São milhares as estórias que sabíamos, contadas por ele, ou por outras pessoas, como sendo dele. Contava sobre os bugreiros, sobre estórias fantásticas que não lemos em livros, por aí. As histórias mais arrepiantes que Urubici conhece foram contadas pelo Tio Arcido. Aquelas do Avencal, as do Panelão…
Tio Arcido se arrepiava todo quando contava as histórias da noiva do Panelão, da mão que acompanhava os motoristas à meia-noite. Sabia das origens do Morro Pelado e das cascatas de Urubici, contava em detalhes a festa do casamento do índio Bici com a formosa Ñnca Zurita, da tribo dos Kaiowá guarani.
Onde quer que fosse, lá estava ele, cercado de pessoas grandes e pequenas, ouvindo boquiabertas suas fantásticas estórias. As histórias de uma macaca, que pertenceu à avó de meu pai, eram sempre acompanhadas com interesse e entusiasmo, como se fossem capítulos diários de uma novela.
Sua casa de madeira era situada em meio ao pinheiral e pela situação, no alto, dava ao contador de estórias, uma visão de todos os fenômenos e acontecimentos em quase toda a região da vale. Era como um observatório. Ele tinha na ponta língua todas as lendas indígenas de Urubici, todo o passado de nossa cidade no tempo dos índios, coisas do Pericó, de Santa Bárbara…
Impressionante, porém, era seu tom de voz. Sempre um contador misterioso, que dizia coisas inacreditáveis parecerem verdades absolutas.

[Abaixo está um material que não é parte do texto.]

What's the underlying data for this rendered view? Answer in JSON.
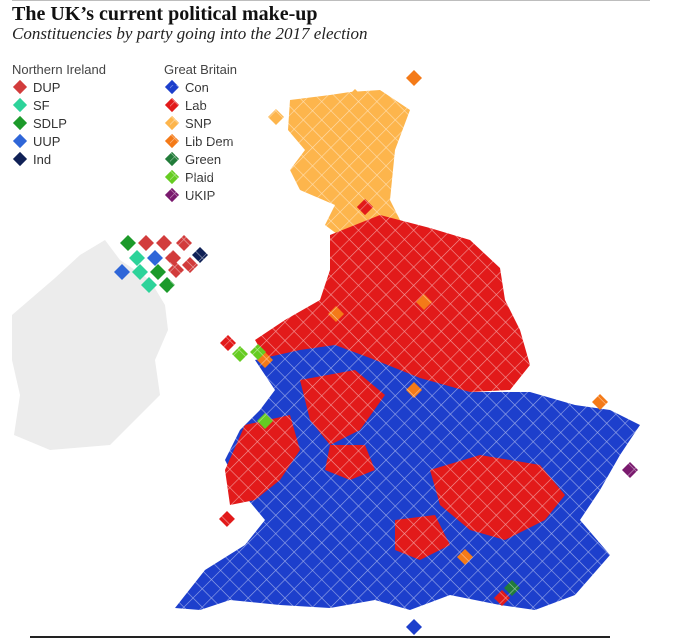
{
  "title": "The UK’s current political make-up",
  "subtitle": "Constituencies by party going into the 2017 election",
  "legend": {
    "northern_ireland": {
      "heading": "Northern Ireland",
      "items": [
        {
          "label": "DUP",
          "color": "#d23c3c"
        },
        {
          "label": "SF",
          "color": "#2dd39a"
        },
        {
          "label": "SDLP",
          "color": "#1c9a2a"
        },
        {
          "label": "UUP",
          "color": "#2f66d8"
        },
        {
          "label": "Ind",
          "color": "#102156"
        }
      ]
    },
    "great_britain": {
      "heading": "Great Britain",
      "items": [
        {
          "label": "Con",
          "color": "#1d3fcc"
        },
        {
          "label": "Lab",
          "color": "#e21a1a"
        },
        {
          "label": "SNP",
          "color": "#fdb54c"
        },
        {
          "label": "Lib Dem",
          "color": "#f47a18"
        },
        {
          "label": "Green",
          "color": "#227c3a"
        },
        {
          "label": "Plaid",
          "color": "#66cc22"
        },
        {
          "label": "UKIP",
          "color": "#7a1a6e"
        }
      ]
    }
  },
  "map_colors": {
    "ireland_land": "#ececec",
    "tile_border": "#ffffff"
  }
}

Suas estórias têm muito a ver com pesquisas até hoje realizadas por doutores e universidades. Elas faziam parte do medo social da época, e ele era um sábio medroso que sabia meter medo…
Tio Arcido era um conhecedor profundo de Urubici e, narrava com detalhes personalidades, temperamentos, tipos humanos, casas, acontecimentos e ilusões.
Todos, até hoje, contam estórias de Tio Arcido como se fossem pequenas verdades e, se hoje, Urubici é famosa por suas histórias, com certeza muito deve ao Tio Arcido. Sua criatividade era tão fecunda, que grandes e pequenos ficavam atônitos com suas explicações detalhadas sobre determinados acontecimentos, e gostavam de ouvi-lo até o fim. Tia Nica, sua esposa, não ficava atrás e, quase sempre, apoiava o marido, dizendo:
— Tá certo, home!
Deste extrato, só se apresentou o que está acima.